Dr Henry Chingaipe observed on Facebook recently that the best leader Malawians want needs to have the combined characteristics of all the candidates put together. The twelve candidates running for president demonstrated knowledge, experience, ideas, eloquence, discipline, transparency, tenacity, boldness, ambition, compassion and even humour.

But no one candidate seems to have all the desirable qualities. Even the candidates themselves observed this during the debates. The one overriding quality the next president will need will be a type of charisma that can inspire Malawians to rise up and be part of the change they want to see. Many of us are stuck in a state of incapacitation. We know what the problems are but the best we can do is complain or ignore, thinking that it is someone else’s responsibility.

Each of the parties with a meaningful chance of winning the election has major character flaws, as was observed by Victor Kaonga on Facebook. Voters will have to do a juggling act to decide which qualities to prioritise and which flaws to compromise over. And that is where the propensity to forgive the past or to ignore inconvenient truths will come in, outside ethnic and patronage considerations.

Voters will have to choose between forgiving cashgate and ignoring the absence of a grand vision, or prioritising compassion and charity for the poor. They may have to choose between forgiving arrogance, nepotism, threats of violence and revenge, or prioritising boldness of grand development ideas and past glory.

They may have to choose between forgiving grand corruption and ignoring plunder and the erosion of ethical behaviour, or prioritising youth appeal, charisma and a disciplined campaign. Voters may have to choose between forgiving past political murders and ignoring decades of dictatorship, or prioritising trust in theological pedigree, clarity of purpose, and the most distance from last atrocities.

But over and above the dilemma of compromises will be the question of how power changes an individual.
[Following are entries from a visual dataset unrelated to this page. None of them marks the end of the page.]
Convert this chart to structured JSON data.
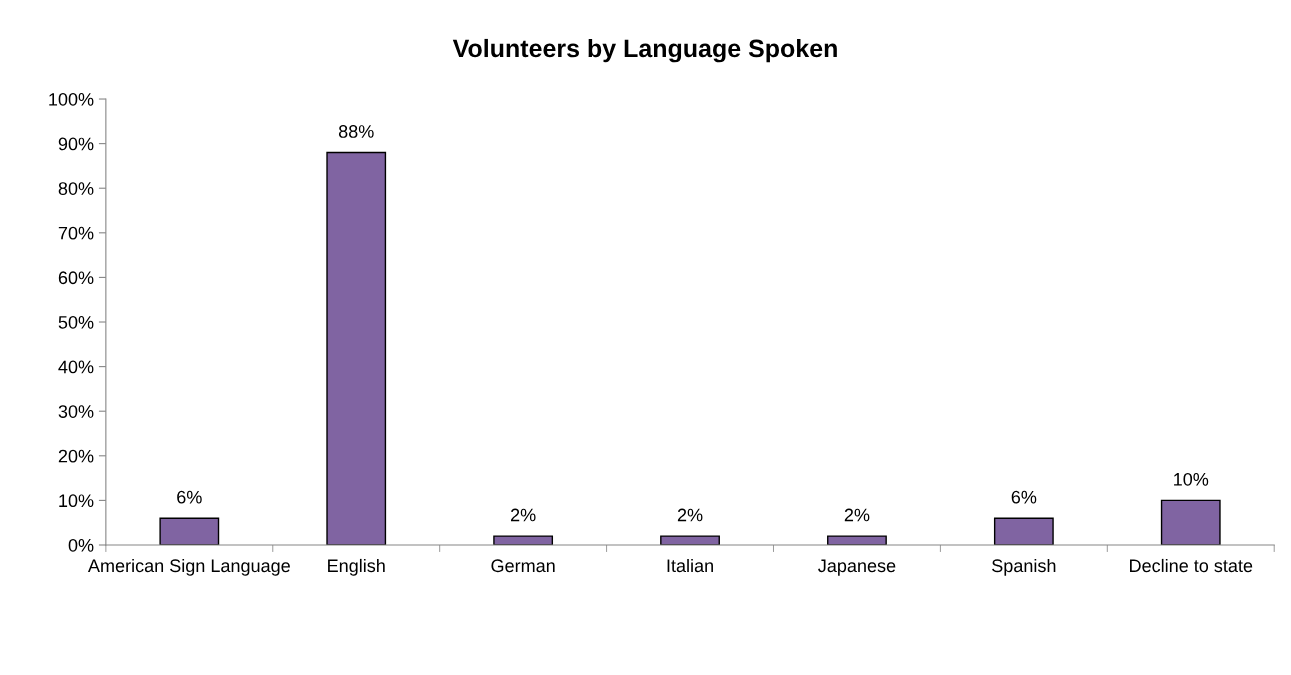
{
  "chart_data": {
    "type": "bar",
    "title": "Volunteers by Language Spoken",
    "categories": [
      "American Sign Language",
      "English",
      "German",
      "Italian",
      "Japanese",
      "Spanish",
      "Decline to state"
    ],
    "values": [
      6,
      88,
      2,
      2,
      2,
      6,
      10
    ],
    "value_labels": [
      "6%",
      "88%",
      "2%",
      "2%",
      "2%",
      "6%",
      "10%"
    ],
    "color": "#8064a2",
    "ylim": [
      0,
      100
    ],
    "yticks": [
      {
        "value": 0,
        "label": "0%"
      },
      {
        "value": 10,
        "label": "10%"
      },
      {
        "value": 20,
        "label": "20%"
      },
      {
        "value": 30,
        "label": "30%"
      },
      {
        "value": 40,
        "label": "40%"
      },
      {
        "value": 50,
        "label": "50%"
      },
      {
        "value": 60,
        "label": "60%"
      },
      {
        "value": 70,
        "label": "70%"
      },
      {
        "value": 80,
        "label": "80%"
      },
      {
        "value": 90,
        "label": "90%"
      },
      {
        "value": 100,
        "label": "100%"
      }
    ],
    "grid": false
  }
}
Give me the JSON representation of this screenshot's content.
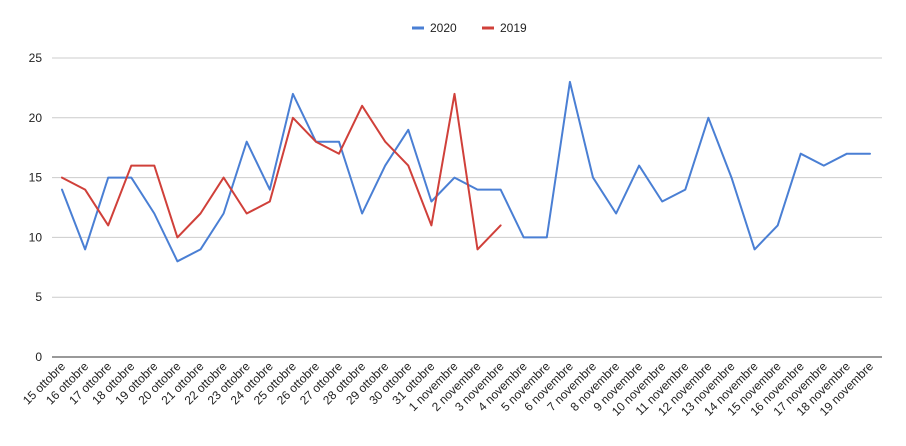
{
  "chart_data": {
    "type": "line",
    "title": "",
    "xlabel": "",
    "ylabel": "",
    "ylim": [
      0,
      25
    ],
    "yticks": [
      0,
      5,
      10,
      15,
      20,
      25
    ],
    "grid": true,
    "legend_position": "top-center",
    "categories": [
      "15 ottobre",
      "16 ottobre",
      "17 ottobre",
      "18 ottobre",
      "19 ottobre",
      "20 ottobre",
      "21 ottobre",
      "22 ottobre",
      "23 ottobre",
      "24 ottobre",
      "25 ottobre",
      "26 ottobre",
      "27 ottobre",
      "28 ottobre",
      "29 ottobre",
      "30 ottobre",
      "31 ottobre",
      "1 novembre",
      "2 novembre",
      "3 novembre",
      "4 novembre",
      "5 novembre",
      "6 novembre",
      "7 novembre",
      "8 novembre",
      "9 novembre",
      "10 novembre",
      "11 novembre",
      "12 novembre",
      "13 novembre",
      "14 novembre",
      "15 novembre",
      "16 novembre",
      "17 novembre",
      "18 novembre",
      "19 novembre"
    ],
    "series": [
      {
        "name": "2020",
        "color": "#4a7fd4",
        "values": [
          14,
          9,
          15,
          15,
          12,
          8,
          9,
          12,
          18,
          14,
          22,
          18,
          18,
          12,
          16,
          19,
          13,
          15,
          14,
          14,
          10,
          10,
          23,
          15,
          12,
          16,
          13,
          14,
          20,
          15,
          9,
          11,
          17,
          16,
          17,
          17
        ]
      },
      {
        "name": "2019",
        "color": "#d0403a",
        "values": [
          15,
          14,
          11,
          16,
          16,
          10,
          12,
          15,
          12,
          13,
          20,
          18,
          17,
          21,
          18,
          16,
          11,
          22,
          9,
          11,
          null,
          null,
          null,
          null,
          null,
          null,
          null,
          null,
          null,
          null,
          null,
          null,
          null,
          null,
          null,
          null
        ]
      }
    ]
  }
}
Whoever becomes our next president ought to go into State House with a plan for how to handle the overwhelming corrupting influence that comes with political power.

We have seen the best and brightest minds go into politics full of promise and good will, only to become inebriated with power and hubristic arrogance. How the next president handles this frightening, all-consuming black hole will be pivotal. He or she will need to inspire the creativities energies of Malawians to rise up to this challenge and take the country’s destiny into our hands. That way, Malawians can look forward to the next fifty years with hope, pride and determination.